Hunter now migrated to King's College Hospital, where he built up a solid reputation as an excellent diagnostician, operator, and teacher. With his colleague Cecil Wakeley he revised five editions of the successful Textbook of Surgery, originally written by William Rose and Albert Carless. While always a general surgeon Hunter was early in the field of thoracic surgery, and served the Royal Chest Hospital and Papworth Tuberculosis Settlement. He was appointed dean of King's College Hospital Medical School in 1938, and held this busy and useful post throughout the second war till 1946. In 1939 he assumed in addition the duty of group officer for sector No 9 of the Emergency Medical Service, whose surgical work centred on the large mental hospital at Epsom. He performed these two responsible tasks with devotion and efficiency, and was created CBE in 1946.

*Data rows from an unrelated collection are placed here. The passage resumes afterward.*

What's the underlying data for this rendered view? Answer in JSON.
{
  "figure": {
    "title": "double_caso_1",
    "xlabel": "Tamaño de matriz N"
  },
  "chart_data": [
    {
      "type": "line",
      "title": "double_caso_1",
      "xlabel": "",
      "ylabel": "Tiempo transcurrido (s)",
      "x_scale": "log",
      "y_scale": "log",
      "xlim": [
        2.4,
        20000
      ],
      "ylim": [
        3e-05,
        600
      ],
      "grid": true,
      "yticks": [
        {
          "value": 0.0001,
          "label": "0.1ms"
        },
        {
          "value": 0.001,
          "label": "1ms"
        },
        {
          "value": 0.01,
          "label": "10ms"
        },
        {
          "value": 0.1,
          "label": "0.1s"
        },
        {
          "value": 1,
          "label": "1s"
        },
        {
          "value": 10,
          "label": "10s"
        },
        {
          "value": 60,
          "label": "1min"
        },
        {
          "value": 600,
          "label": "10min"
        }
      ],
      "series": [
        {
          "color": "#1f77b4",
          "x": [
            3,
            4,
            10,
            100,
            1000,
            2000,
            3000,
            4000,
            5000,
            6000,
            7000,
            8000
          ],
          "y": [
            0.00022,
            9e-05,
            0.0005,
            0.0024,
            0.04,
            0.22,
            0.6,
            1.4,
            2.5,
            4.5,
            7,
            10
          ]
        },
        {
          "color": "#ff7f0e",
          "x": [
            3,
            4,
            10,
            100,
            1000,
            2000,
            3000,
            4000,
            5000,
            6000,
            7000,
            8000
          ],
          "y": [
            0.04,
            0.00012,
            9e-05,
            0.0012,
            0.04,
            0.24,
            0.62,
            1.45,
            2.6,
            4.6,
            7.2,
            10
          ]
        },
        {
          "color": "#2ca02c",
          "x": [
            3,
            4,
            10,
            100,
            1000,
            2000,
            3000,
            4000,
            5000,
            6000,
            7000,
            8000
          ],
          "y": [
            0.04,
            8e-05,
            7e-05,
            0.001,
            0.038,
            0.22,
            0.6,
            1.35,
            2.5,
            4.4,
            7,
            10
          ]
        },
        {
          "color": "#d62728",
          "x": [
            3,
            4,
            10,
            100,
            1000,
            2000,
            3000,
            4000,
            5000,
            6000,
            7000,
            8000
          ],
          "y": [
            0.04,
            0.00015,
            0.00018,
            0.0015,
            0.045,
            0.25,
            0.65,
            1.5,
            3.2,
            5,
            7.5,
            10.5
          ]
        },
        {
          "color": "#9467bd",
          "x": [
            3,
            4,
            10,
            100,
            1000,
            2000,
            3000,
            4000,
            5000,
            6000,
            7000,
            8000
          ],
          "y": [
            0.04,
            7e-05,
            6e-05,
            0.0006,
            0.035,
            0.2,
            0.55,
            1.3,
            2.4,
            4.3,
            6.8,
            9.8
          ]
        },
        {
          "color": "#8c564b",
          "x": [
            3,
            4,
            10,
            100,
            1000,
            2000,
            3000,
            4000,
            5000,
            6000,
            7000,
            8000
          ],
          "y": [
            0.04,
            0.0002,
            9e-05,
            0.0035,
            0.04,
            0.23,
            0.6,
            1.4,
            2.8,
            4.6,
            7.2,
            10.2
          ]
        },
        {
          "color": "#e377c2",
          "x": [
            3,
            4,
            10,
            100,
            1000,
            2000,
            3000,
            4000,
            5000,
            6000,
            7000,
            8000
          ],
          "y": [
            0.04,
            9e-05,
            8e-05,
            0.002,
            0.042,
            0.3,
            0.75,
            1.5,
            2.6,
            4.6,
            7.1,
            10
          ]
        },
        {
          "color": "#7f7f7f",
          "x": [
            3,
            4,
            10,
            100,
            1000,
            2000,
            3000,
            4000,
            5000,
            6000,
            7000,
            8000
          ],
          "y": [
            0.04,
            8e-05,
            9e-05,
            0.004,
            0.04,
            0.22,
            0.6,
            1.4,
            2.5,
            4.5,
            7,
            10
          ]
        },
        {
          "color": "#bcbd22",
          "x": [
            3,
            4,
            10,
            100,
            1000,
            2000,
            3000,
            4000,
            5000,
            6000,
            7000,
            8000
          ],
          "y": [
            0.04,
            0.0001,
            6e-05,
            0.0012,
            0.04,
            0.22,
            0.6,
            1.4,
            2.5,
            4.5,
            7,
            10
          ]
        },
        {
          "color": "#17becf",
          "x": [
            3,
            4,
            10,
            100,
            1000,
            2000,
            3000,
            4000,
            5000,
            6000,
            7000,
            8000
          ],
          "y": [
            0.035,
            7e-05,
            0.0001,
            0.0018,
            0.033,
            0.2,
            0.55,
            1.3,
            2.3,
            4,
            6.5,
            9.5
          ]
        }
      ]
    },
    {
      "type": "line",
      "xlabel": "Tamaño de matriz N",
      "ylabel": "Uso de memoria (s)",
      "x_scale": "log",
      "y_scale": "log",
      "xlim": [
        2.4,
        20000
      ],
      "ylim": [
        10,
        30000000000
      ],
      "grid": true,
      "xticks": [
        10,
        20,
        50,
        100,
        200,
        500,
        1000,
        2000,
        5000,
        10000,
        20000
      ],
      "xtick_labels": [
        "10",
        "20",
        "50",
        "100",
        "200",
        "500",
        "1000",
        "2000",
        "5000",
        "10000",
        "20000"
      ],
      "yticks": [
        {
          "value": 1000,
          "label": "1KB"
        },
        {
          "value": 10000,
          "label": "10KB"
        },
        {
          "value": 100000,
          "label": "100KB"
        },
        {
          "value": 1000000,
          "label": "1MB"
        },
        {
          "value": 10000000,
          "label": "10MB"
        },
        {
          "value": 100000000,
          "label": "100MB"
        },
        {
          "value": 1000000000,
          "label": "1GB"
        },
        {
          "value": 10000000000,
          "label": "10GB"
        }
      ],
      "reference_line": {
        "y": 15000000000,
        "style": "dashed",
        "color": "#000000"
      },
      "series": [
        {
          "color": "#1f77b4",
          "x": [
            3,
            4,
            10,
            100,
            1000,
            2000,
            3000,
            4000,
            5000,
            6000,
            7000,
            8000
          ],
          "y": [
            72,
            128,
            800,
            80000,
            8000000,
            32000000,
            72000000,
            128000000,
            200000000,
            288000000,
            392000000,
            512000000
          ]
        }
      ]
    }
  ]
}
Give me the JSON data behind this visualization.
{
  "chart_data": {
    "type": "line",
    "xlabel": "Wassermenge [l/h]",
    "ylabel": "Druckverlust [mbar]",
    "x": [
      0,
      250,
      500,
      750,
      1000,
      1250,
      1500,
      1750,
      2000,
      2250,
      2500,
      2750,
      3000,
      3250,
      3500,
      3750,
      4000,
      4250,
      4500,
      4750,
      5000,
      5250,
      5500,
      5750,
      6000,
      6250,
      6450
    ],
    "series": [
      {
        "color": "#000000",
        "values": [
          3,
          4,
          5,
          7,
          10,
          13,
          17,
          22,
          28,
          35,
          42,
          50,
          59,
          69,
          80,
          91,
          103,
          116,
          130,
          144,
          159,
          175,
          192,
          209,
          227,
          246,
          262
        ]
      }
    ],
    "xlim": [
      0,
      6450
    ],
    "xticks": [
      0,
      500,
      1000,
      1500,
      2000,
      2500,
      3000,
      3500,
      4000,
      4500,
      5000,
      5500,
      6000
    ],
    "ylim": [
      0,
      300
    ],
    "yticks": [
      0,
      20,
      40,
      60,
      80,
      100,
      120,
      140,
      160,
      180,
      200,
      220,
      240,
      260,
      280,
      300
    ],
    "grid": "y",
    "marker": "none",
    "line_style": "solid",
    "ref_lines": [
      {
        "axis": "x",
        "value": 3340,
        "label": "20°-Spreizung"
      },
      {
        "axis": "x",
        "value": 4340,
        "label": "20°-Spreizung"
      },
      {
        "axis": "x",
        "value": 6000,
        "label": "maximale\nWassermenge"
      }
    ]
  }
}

His administrative ability was widely recognized and used. He was elected chairman of the conference of deans, and appointed dean of the Faculty of Medicine in the University of London in 1943 and chairman of the Faculty's curriculum committee in 1944. He went with Dr B A McSwiney to Jamaica in 1946 to advise on the creation of a Faculty of Medicine in the new University of the West Indies, and served on the Colonial Office's advisory committee on higher education in the colonies. He was Deputy Vice-Chancellor of the University of London 1950-51, and was elected a governor of King's College Hospital. At the British Medical Association he served on the Medical Planning Commission, was a member of numerous committees, and was secretary of the section of surgery at the annual conference 1931 and the centenary conference 1932. Under the National Health Service he became a member of the Southeast Metropolitan Region's Hospital Board.

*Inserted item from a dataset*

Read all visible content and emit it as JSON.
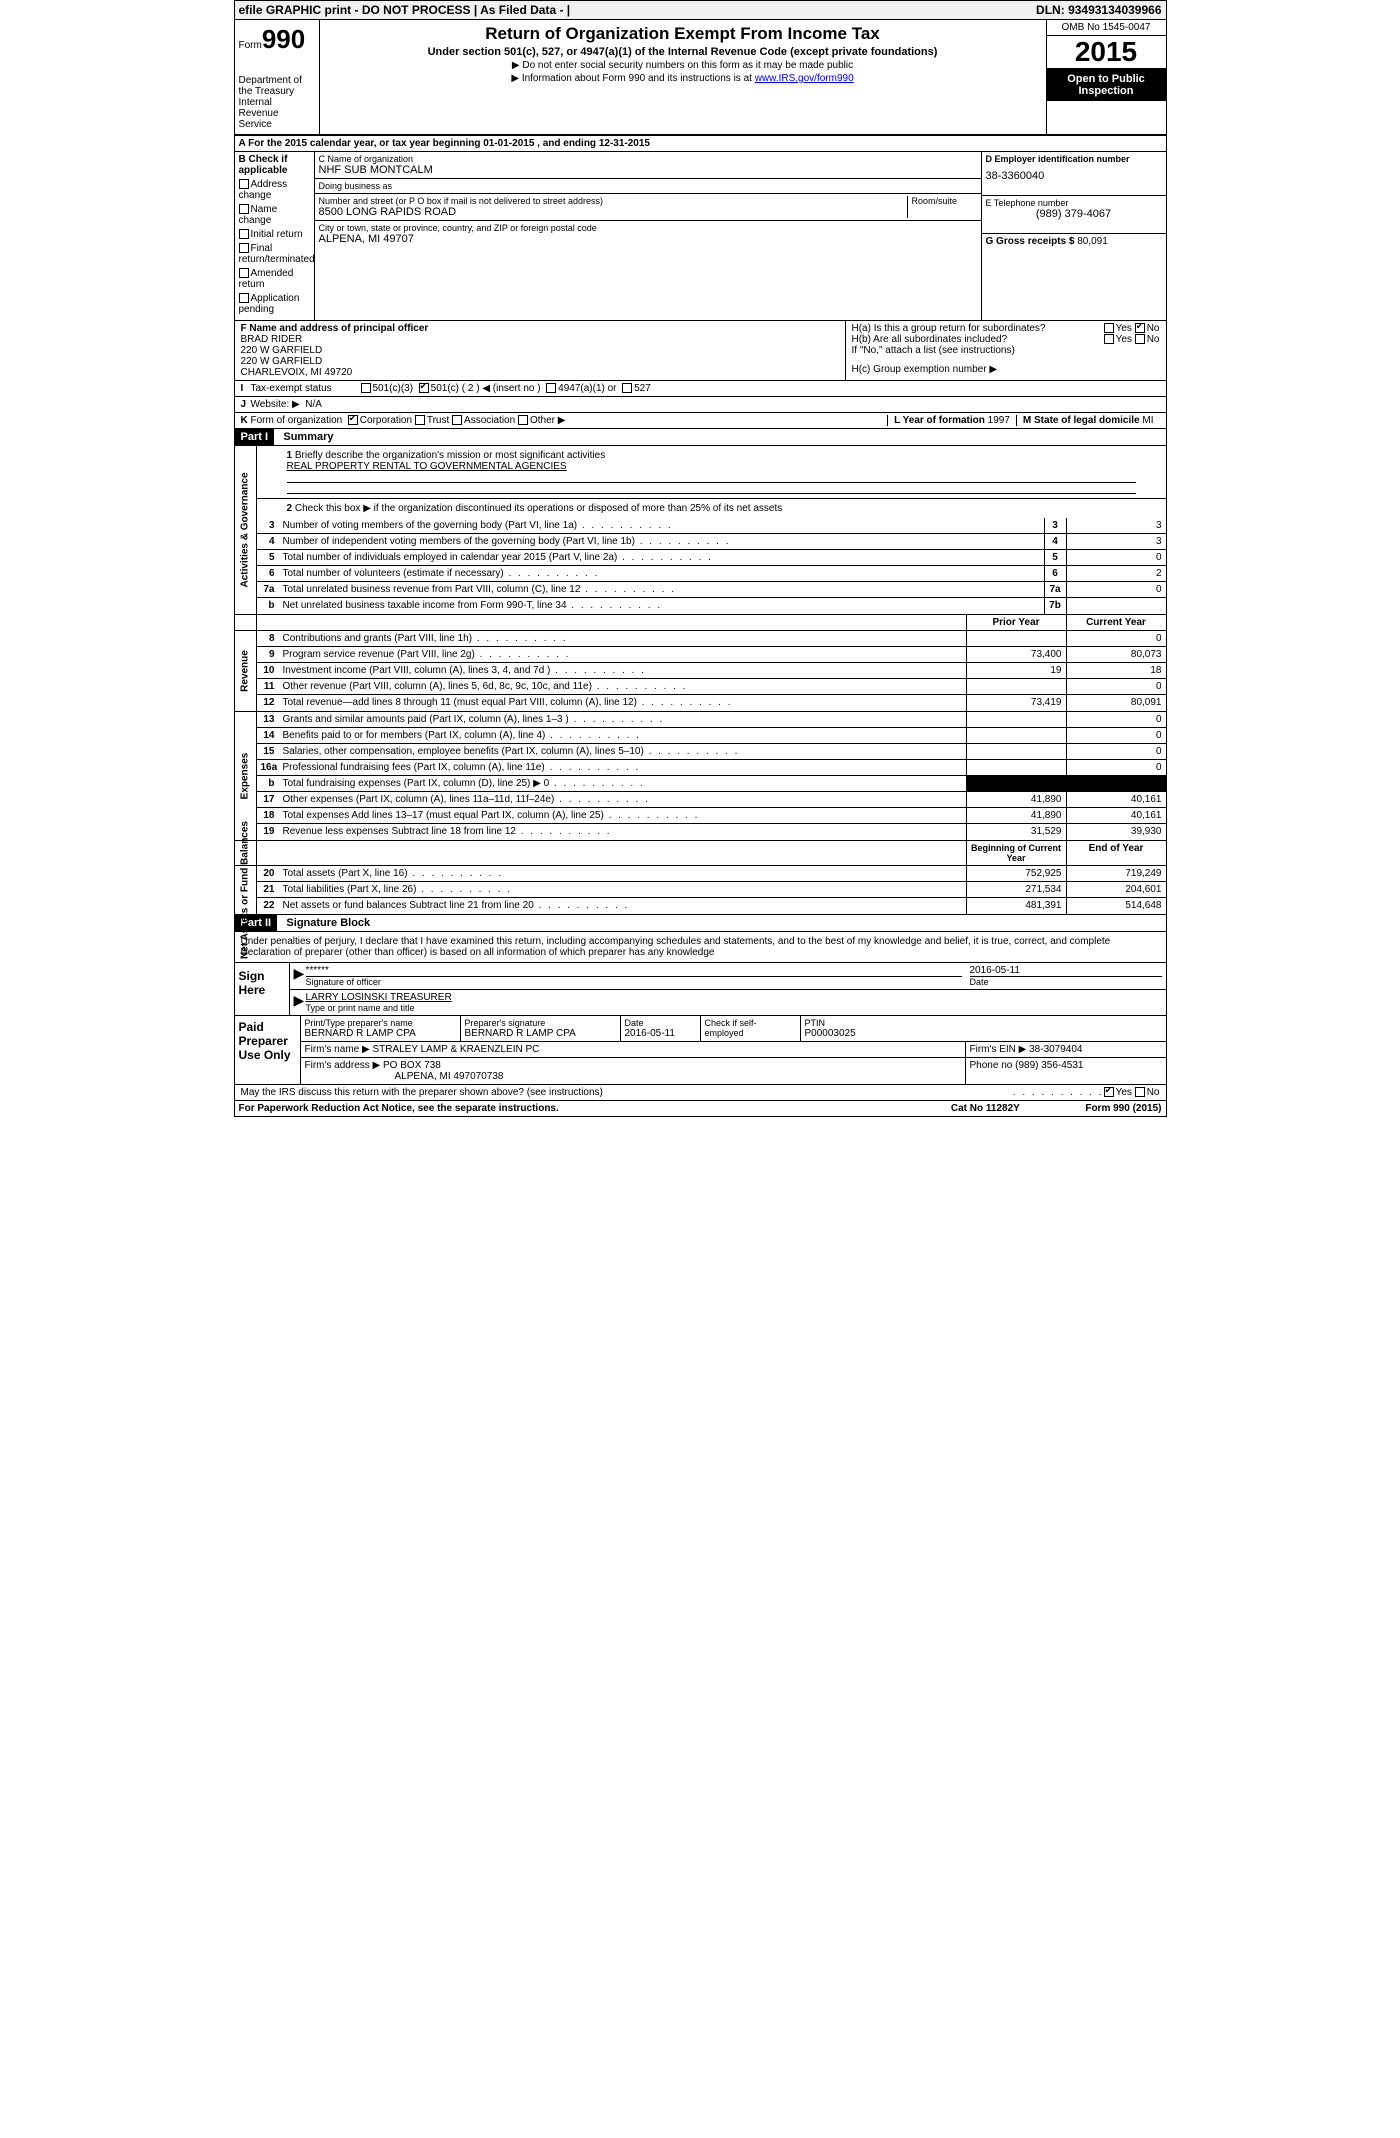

Hunter's later years were troubled by cardiac asthma and by a vexatious lawsuit, which called in question his professional competence. Although he was completely vindicated, the worry affected his health and contributed to cause his early death. On 29 July 1948 in the Court of King's Bench Mr Justice Birkett awarded £6300 damages to a former American patient of Hunter's. Hunter had advised this patient that he was suffering from a malignant condition. The patient therefore abandoned his English business, but on further investigation in New York his disease was proved to be not malignant and he was cured. The point of argument was whether or not Hunter should have removed a specimen of tissue for microscopical examination before making his diagnosis. On 21 March 1949 Lord Justice Asquith in the Court of Appeal allowed Hunter's appeal, and on 16 November 1950 the House of Lords decided finally in his favour. (Summaries of the trials and judgements are given in British Medical Journal, 1948, 2, 537-9; 1949, 1, 595-6; 1951, 1, 44.)

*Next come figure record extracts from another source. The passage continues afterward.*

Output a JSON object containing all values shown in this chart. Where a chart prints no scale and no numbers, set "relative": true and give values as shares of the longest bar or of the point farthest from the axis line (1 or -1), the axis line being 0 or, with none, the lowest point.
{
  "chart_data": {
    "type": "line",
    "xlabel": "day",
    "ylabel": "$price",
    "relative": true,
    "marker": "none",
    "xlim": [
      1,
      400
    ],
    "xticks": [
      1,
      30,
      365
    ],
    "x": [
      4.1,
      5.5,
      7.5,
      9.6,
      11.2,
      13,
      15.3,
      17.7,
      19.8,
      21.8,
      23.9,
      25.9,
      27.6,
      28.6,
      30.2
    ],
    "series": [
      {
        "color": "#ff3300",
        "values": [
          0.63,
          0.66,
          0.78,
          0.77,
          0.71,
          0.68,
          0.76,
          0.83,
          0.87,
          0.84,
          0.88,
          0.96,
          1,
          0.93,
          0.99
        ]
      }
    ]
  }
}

Hunter married in 1922 Hilda Margaret, daughter of Dr Arthur Whitfield, dermatologist at King's College Hospital. Mrs Hunter was herself a Member of the College. He died on 16 September 1951, aged 61, at 12 Downside, Epsom, survived by his wife, son, and daughter. He was privately cremated, and a memorial service was held at St Marylebone Church on 28 September. He had practised at 70 Harley Street, and latterly at 39 Devonshire Place. Hunter was considerate, careful, and thorough in his work, both surgical and administrative. He was in all things unselfish, kindly, competent, and sensible.

Sources used to compile this entry: [The Times, 18 September 1951, p 8d, and 29 September, p 8b, memorial service; Lancet, 1951, 2, 547, with portrait, and eulogies by Sir C Wakeley, PRCS, H C Edwards, CBE, FRCS, Sir A Gray, FRCS, and other friends; Brit med J 1951, 2, 798; King's Coll Hosp Gaz 1951,30, 121, with portrait; information from Mrs Hunter].